19 Kraftwerke werden schrittweise abgeschalltet: Bundesrat billigt Atomausstieg

19 Kraftwerke werden schrittweise abgeschalltet
Bundesrat billigt Atomausstieg

Der von der rot-grünen Bundesregierung betriebene Ausstieg aus der Atomenergie hat die letzte parlamentarische Hürde genommen. Das Ausstiegsgesetz passierte am Freitag den Bundesrat. Der Bundestag hatte es schon im Dezember mit den Stimmen von SPD und Grünen beschlossen.

Reuters BERLIN. Das nach langen Verhandlungen im Konsens mit der Energiewirtschaft vereinbarte Gesetz sieht vor, dass die 19 Atomkraftwerke in Deutschland schrittweise bis etwa zum Jahr 2021 abgeschaltet werden. Für neue Atomkraftwerke gibt es keine Genehmigungen mehr. Bundesumweltminister Jürgen Trittin (Grüne) sagte in der Länderkammer, bei der Bundestagswahl am 22. September gehe es auch darum, ob der Atomausstieg vollzogen werde.
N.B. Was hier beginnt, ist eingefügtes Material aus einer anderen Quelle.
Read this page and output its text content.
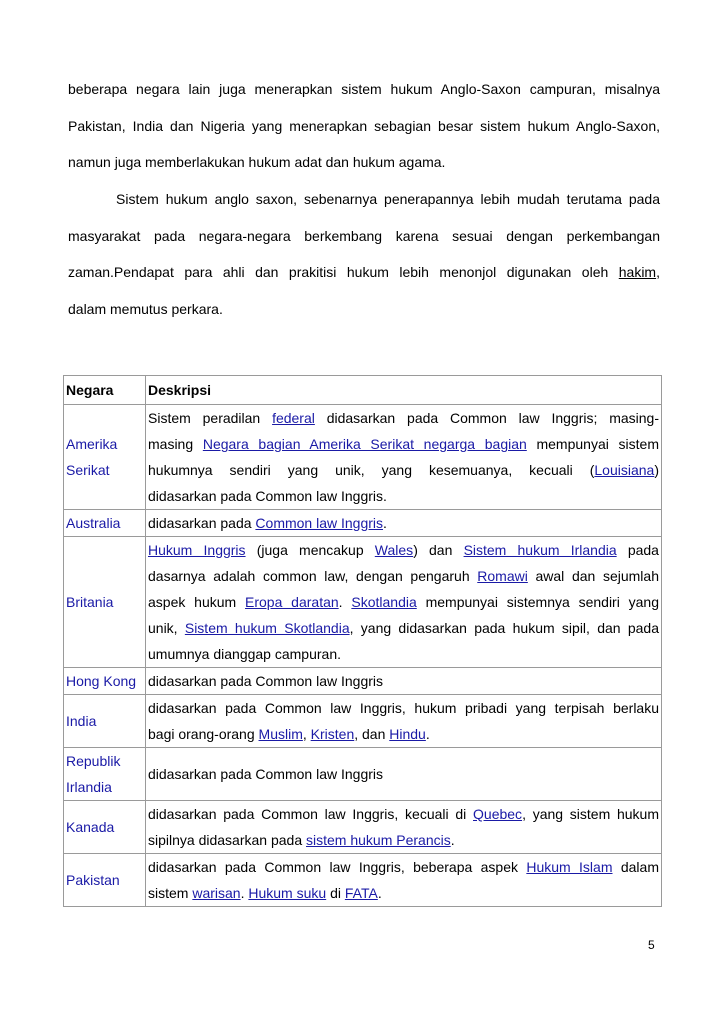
beberapa negara lain juga menerapkan sistem hukum Anglo-Saxon campuran, misalnya
Pakistan, India dan Nigeria yang menerapkan sebagian besar sistem hukum Anglo-Saxon,
namun juga memberlakukan hukum adat dan hukum agama.
Sistem hukum anglo saxon, sebenarnya penerapannya lebih mudah terutama pada
masyarakat pada negara-negara berkembang karena sesuai dengan perkembangan
zaman.Pendapat para ahli dan prakitisi hukum lebih menonjol digunakan oleh hakim,
dalam memutus perkara.
Negara	Deskripsi
Amerika Serikat	Sistem peradilan federal didasarkan pada Common law Inggris; masing-
masing Negara bagian Amerika Serikat negarga bagian mempunyai sistem
hukumnya sendiri yang unik, yang kesemuanya, kecuali (Louisiana)
didasarkan pada Common law Inggris.

Australia	didasarkan pada Common law Inggris.

Britania	Hukum Inggris (juga mencakup Wales) dan Sistem hukum Irlandia pada
dasarnya adalah common law, dengan pengaruh Romawi awal dan sejumlah
aspek hukum Eropa daratan. Skotlandia mempunyai sistemnya sendiri yang
unik, Sistem hukum Skotlandia, yang didasarkan pada hukum sipil, dan pada
umumnya dianggap campuran.

Hong Kong	didasarkan pada Common law Inggris
India	didasarkan pada Common law Inggris, hukum pribadi yang terpisah berlaku
bagi orang-orang Muslim, Kristen, dan Hindu.

Republik Irlandia	didasarkan pada Common law Inggris
Kanada	didasarkan pada Common law Inggris, kecuali di Quebec, yang sistem hukum
sipilnya didasarkan pada sistem hukum Perancis.

Pakistan	didasarkan pada Common law Inggris, beberapa aspek Hukum Islam dalam
sistem warisan. Hukum suku di FATA.
5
Bayerns Umwelt-Staatsminister Werner Schnappauf (CSU) warf der Bundesregierung vor, sie stelle eine "sichere und bezahlbare Energieversorgung in Frage". Im Interesse des Klimaschutzes müsse die friedliche Nutzung der Atomenergie als Option offen gehalten werden. Niedersachsens Umweltminister Wolfgang Jüttner (SPD) sprach indes von der Abschaltung "einer kaum verantwortbaren Energie". Nordrhein-Westfalens Umweltministerin Bärbel Höhn (Grüne) begrüßte die geordnete Beendigung der Atomenergie als einen fundamentalen Wechsel. Durchschnittlich bleibe den Atomkraftwerken eine Restlaufzeit von elf Jahren.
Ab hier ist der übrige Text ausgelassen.